UC Irvine recently announced plans to build the Langson Institute and Museum of California Art (IMCA) on its North Campus. We asked inaugural Museum Director Kim Kanatani what to expect.
Q. Describe UCI’s art collection.
A. In 2017, UCI established IMCA after having received two donations of major art collections. One by the Irvine family’s James Irvine Swinden, with 1,300 works of California impressionism and pleinair art. And one from the estate of Gerald Buck, with 3,000 works of modern and contemporary art by artists based in California.

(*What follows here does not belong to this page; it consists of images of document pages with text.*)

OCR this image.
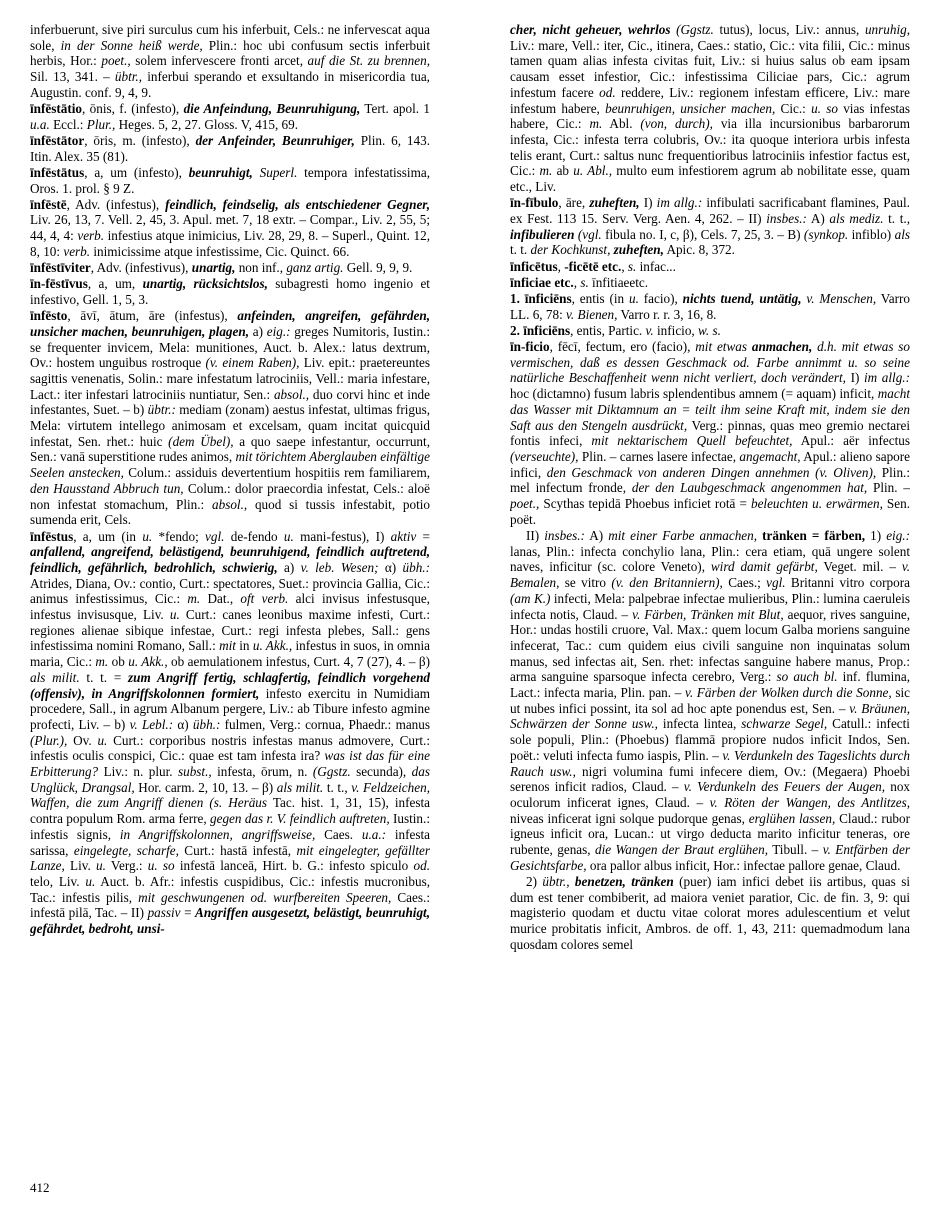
inferbuerunt, sive piri surculus cum his inferbuit, Cels.: ne infervescat aqua sole, in der Sonne heiß werde, Plin.: hoc ubi confusum sectis inferbuit herbis, Hor.: poet., solem infervescere fronti arcet, auf die St. zu brennen, Sil. 13, 341. – übtr., inferbui sperando et exsultando in misericordia tua, Augustin. conf. 9, 4, 9.

īnfēstātio, ōnis, f. (infesto), die Anfeindung, Beunruhigung, Tert. apol. 1 u.a. Eccl.: Plur., Heges. 5, 2, 27. Gloss. V, 415, 69.

īnfēstātor, ōris, m. (infesto), der Anfeinder, Beunruhiger, Plin. 6, 143. Itin. Alex. 35 (81).

īnfēstātus, a, um (infesto), beunruhigt, Superl. tempora infestatissima, Oros. 1. prol. § 9 Z.

īnfēstē, Adv. (infestus), feindlich, feindselig, als entschiedener Gegner, Liv. 26, 13, 7. Vell. 2, 45, 3. Apul. met. 7, 18 extr. – Compar., Liv. 2, 55, 5; 44, 4, 4: verb. infestius atque inimicius, Liv. 28, 29, 8. – Superl., Quint. 12, 8, 10: verb. inimicissime atque infestissime, Cic. Quinct. 66.

īnfēstīviter, Adv. (infestivus), unartig, non inf., ganz artig. Gell. 9, 9, 9.

īn-fēstīvus, a, um, unartig, rücksichtslos, subagresti homo ingenio et infestivo, Gell. 1, 5, 3.

īnfēsto, āvī, ātum, āre (infestus), anfeinden, angreifen, gefährden, unsicher machen, beunruhigen, plagen, a) eig.: greges Numitoris, Iustin.: se frequenter invicem, Mela: munitiones, Auct. b. Alex.: latus dextrum, Ov.: hostem unguibus rostroque (v. einem Raben), Liv. epit.: praetereuntes sagittis venenatis, Solin.: mare infestatum latrociniis, Vell.: maria infestare, Lact.: iter infestari latrociniis nuntiatur, Sen.: absol., duo corvi hinc et inde infestantes, Suet. – b) übtr.: mediam (zonam) aestus infestat, ultimas frigus, Mela: virtutem intellego animosam et excelsam, quam incitat quicquid infestat, Sen. rhet.: huic (dem Übel), a quo saepe infestantur, occurrunt, Sen.: vanā superstitione rudes animos, mit törichtem Aberglauben einfältige Seelen anstecken, Colum.: assiduis devertentium hospitiis rem familiarem, den Hausstand Abbruch tun, Colum.: dolor praecordia infestat, Cels.: aloë non infestat stomachum, Plin.: absol., quod si tussis infestabit, potio sumenda erit, Cels.

īnfēstus, a, um (in u. *fendo; vgl. de-fendo u. mani-festus), I) aktiv = anfallend, angreifend, belästigend, beunruhigend, feindlich auftretend, feindlich, gefährlich, bedrohlich, schwierig, a) v. leb. Wesen; α) übh.: Atrides, Diana, Ov.: contio, Curt.: spectatores, Suet.: provincia Gallia, Cic.: animus infestissimus, Cic.: m. Dat., oft verb. alci invisus infestusque, infestus invisusque, Liv. u. Curt.: canes leonibus maxime infesti, Curt.: regiones alienae sibique infestae, Curt.: regi infesta plebes, Sall.: gens infestissima nomini Romano, Sall.: mit in u. Akk., infestus in suos, in omnia maria, Cic.: m. ob u. Akk., ob aemulationem infestus, Curt. 4, 7 (27), 4. – β) als milit. t. t. = zum Angriff fertig, schlagfertig, feindlich vorgehend (offensiv), in Angriffskolonnen formiert, infesto exercitu in Numidiam procedere, Sall., in agrum Albanum pergere, Liv.: ab Tibure infesto agmine profecti, Liv. – b) v. Lebl.: α) übh.: fulmen, Verg.: cornua, Phaedr.: manus (Plur.), Ov. u. Curt.: corporibus nostris infestas manus admovere, Curt.: infestis oculis conspici, Cic.: quae est tam infesta ira? was ist das für eine Erbitterung? Liv.: n. plur. subst., infesta, ōrum, n. (Ggstz. secunda), das Unglück, Drangsal, Hor. carm. 2, 10, 13. – β) als milit. t. t., v. Feldzeichen, Waffen, die zum Angriff dienen (s. Heräus Tac. hist. 1, 31, 15), infesta contra populum Rom. arma ferre, gegen das r. V. feindlich auftreten, Iustin.: infestis signis, in Angriffskolonnen, angriffsweise, Caes. u.a.: infesta sarissa, eingelegte, scharfe, Curt.: hastā infestā, mit eingelegter, gefällter Lanze, Liv. u. Verg.: u. so infestā lanceā, Hirt. b. G.: infesto spiculo od. telo, Liv. u. Auct. b. Afr.: infestis cuspidibus, Cic.: infestis mucronibus, Tac.: infestis pilis, mit geschwungenen od. wurfbereiten Speeren, Caes.: infestā pilā, Tac. – II) passiv = Angriffen ausgesetzt, belästigt, beunruhigt, gefährdet, bedroht, unsi-

cher, nicht geheuer, wehrlos (Ggstz. tutus), locus, Liv.: annus, unruhig, Liv.: mare, Vell.: iter, Cic., itinera, Caes.: statio, Cic.: vita filii, Cic.: minus tamen quam alias infesta civitas fuit, Liv.: si huius salus ob eam ipsam causam esset infestior, Cic.: infestissima Ciliciae pars, Cic.: agrum infestum facere od. reddere, Liv.: regionem infestam efficere, Liv.: mare infestum habere, beunruhigen, unsicher machen, Cic.: u. so vias infestas habere, Cic.: m. Abl. (von, durch), via illa incursionibus barbarorum infesta, Cic.: infesta terra colubris, Ov.: ita quoque interiora urbis infesta telis erant, Curt.: saltus nunc frequentioribus latrociniis infestior factus est, Cic.: m. ab u. Abl., multo eum infestiorem agrum ab nobilitate esse, quam etc., Liv.

īn-fībulo, āre, zuheften, I) im allg.: infibulati sacrificabant flamines, Paul. ex Fest. 113 15. Serv. Verg. Aen. 4, 262. – II) insbes.: A) als mediz. t. t., infibulieren (vgl. fibula no. I, c, β), Cels. 7, 25, 3. – B) (synkop. infiblo) als t. t. der Kochkunst, zuheften, Apic. 8, 372.

īnficētus, -ficētē etc., s. infac...

īnficiae etc., s. īnfitiaeetc.

1. īnficiēns, entis (in u. facio), nichts tuend, untätig, v. Menschen, Varro LL. 6, 78: v. Bienen, Varro r. r. 3, 16, 8.

2. īnficiēns, entis, Partic. v. inficio, w. s.

īn-ficio, fēcī, fectum, ero (facio), mit etwas anmachen, d.h. mit etwas so vermischen, daß es dessen Geschmack od. Farbe annimmt u. so seine natürliche Beschaffenheit wenn nicht verliert, doch verändert, I) im allg.: hoc (dictamno) fusum labris splendentibus amnem (= aquam) inficit, macht das Wasser mit Diktamnum an = teilt ihm seine Kraft mit, indem sie den Saft aus den Stengeln ausdrückt, Verg.: pinnas, quas meo gremio nectarei fontis infeci, mit nektarischem Quell befeuchtet, Apul.: aër infectus (verseuchte), Plin. – carnes lasere infectae, angemacht, Apul.: alieno sapore infici, den Geschmack von anderen Dingen annehmen (v. Oliven), Plin.: mel infectum fronde, der den Laubgeschmack angenommen hat, Plin. – poet., Scythas tepidā Phoebus inficiet rotā = beleuchten u. erwärmen, Sen. poët.

II) insbes.: A) mit einer Farbe anmachen, tränken = färben, 1) eig.: lanas, Plin.: infecta conchylio lana, Plin.: cera etiam, quā ungere solent naves, inficitur (sc. colore Veneto), wird damit gefärbt, Veget. mil. – v. Bemalen, se vitro (v. den Britanniern), Caes.; vgl. Britanni vitro corpora (am K.) infecti, Mela: palpebrae infectae mulieribus, Plin.: lumina caeruleis infecta notis, Claud. – v. Färben, Tränken mit Blut, aequor, rives sanguine, Hor.: undas hostili cruore, Val. Max.: quem locum Galba moriens sanguine infecerat, Tac.: cum quidem eius civili sanguine non inquinatas solum manus, sed infectas ait, Sen. rhet: infectas sanguine habere manus, Prop.: arma sanguine sparsoque infecta cerebro, Verg.: so auch bl. inf. flumina, Lact.: infecta maria, Plin. pan. – v. Färben der Wolken durch die Sonne, sic ut nubes infici possint, ita sol ad hoc apte ponendus est, Sen. – v. Bräunen, Schwärzen der Sonne usw., infecta lintea, schwarze Segel, Catull.: infecti sole populi, Plin.: (Phoebus) flammā propiore nudos inficit Indos, Sen. poët.: veluti infecta fumo iaspis, Plin. – v. Verdunkeln des Tageslichts durch Rauch usw., nigri volumina fumi infecere diem, Ov.: (Megaera) Phoebi serenos inficit radios, Claud. – v. Verdunkeln des Feuers der Augen, nox oculorum inficerat ignes, Claud. – v. Röten der Wangen, des Antlitzes, niveas inficerat igni solque pudorque genas, erglühen lassen, Claud.: rubor igneus inficit ora, Lucan.: ut virgo deducta marito inficitur teneras, ore rubente, genas, die Wangen der Braut erglühen, Tibull. – v. Entfärben der Gesichtsfarbe, ora pallor albus inficit, Hor.: infectae pallore genae, Claud.

2) übtr., benetzen, tränken (puer) iam infici debet iis artibus, quas si dum est tener combiberit, ad maiora veniet paratior, Cic. de fin. 3, 9: qui magisterio quodam et ductu vitae colorat mores adulescentium et velut murice probitatis inficit, Ambros. de off. 1, 43, 211: quemadmodum lana quosdam colores semel

412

Q. What is your goal for the museum?
A. To be the epicenter for California art. That is, works made about California, by artists who are creating radical forms about their experiences working and living here. California has the fifth-largest economy in the world, and its art is as global in scope as the state itself.
Q. Where can we see this art?
A. We have an interim location on Von Karman Avenue, about a mile from campus, where people can get a sneak preview of our future museum. Our next exhibition opens in June.
Q. How did UCI come to build the new museum?
A. Back in the 1960s, architect William Pereira, who designed the Master Plan for UCI and the city of Irvine, envisioned an art museum for the campus. The significant art donations became the impetus for Chancellor Howard Gillman to anoint this project and build a new gateway to UCI on North Campus.
Q. Where will the museum be built?
A. The university selected a location along Campus Drive, east of Jamboree Road, which is part of our North Campus. We hope construction starts by 2025.
Q. Why did you choose to leave the Guggenheim Museum in New York to take this job?
A. I am a Southern California native. I attended UCLA, and my husband graduated from UCI, so taking this job was a homecoming for us.
Q. What do you do when not working?
A. I take full advantage of all that Irvine has to offer, from biking to hiking to running trails to the beautiful lap pools sprinkled throughout University Hills, where I live.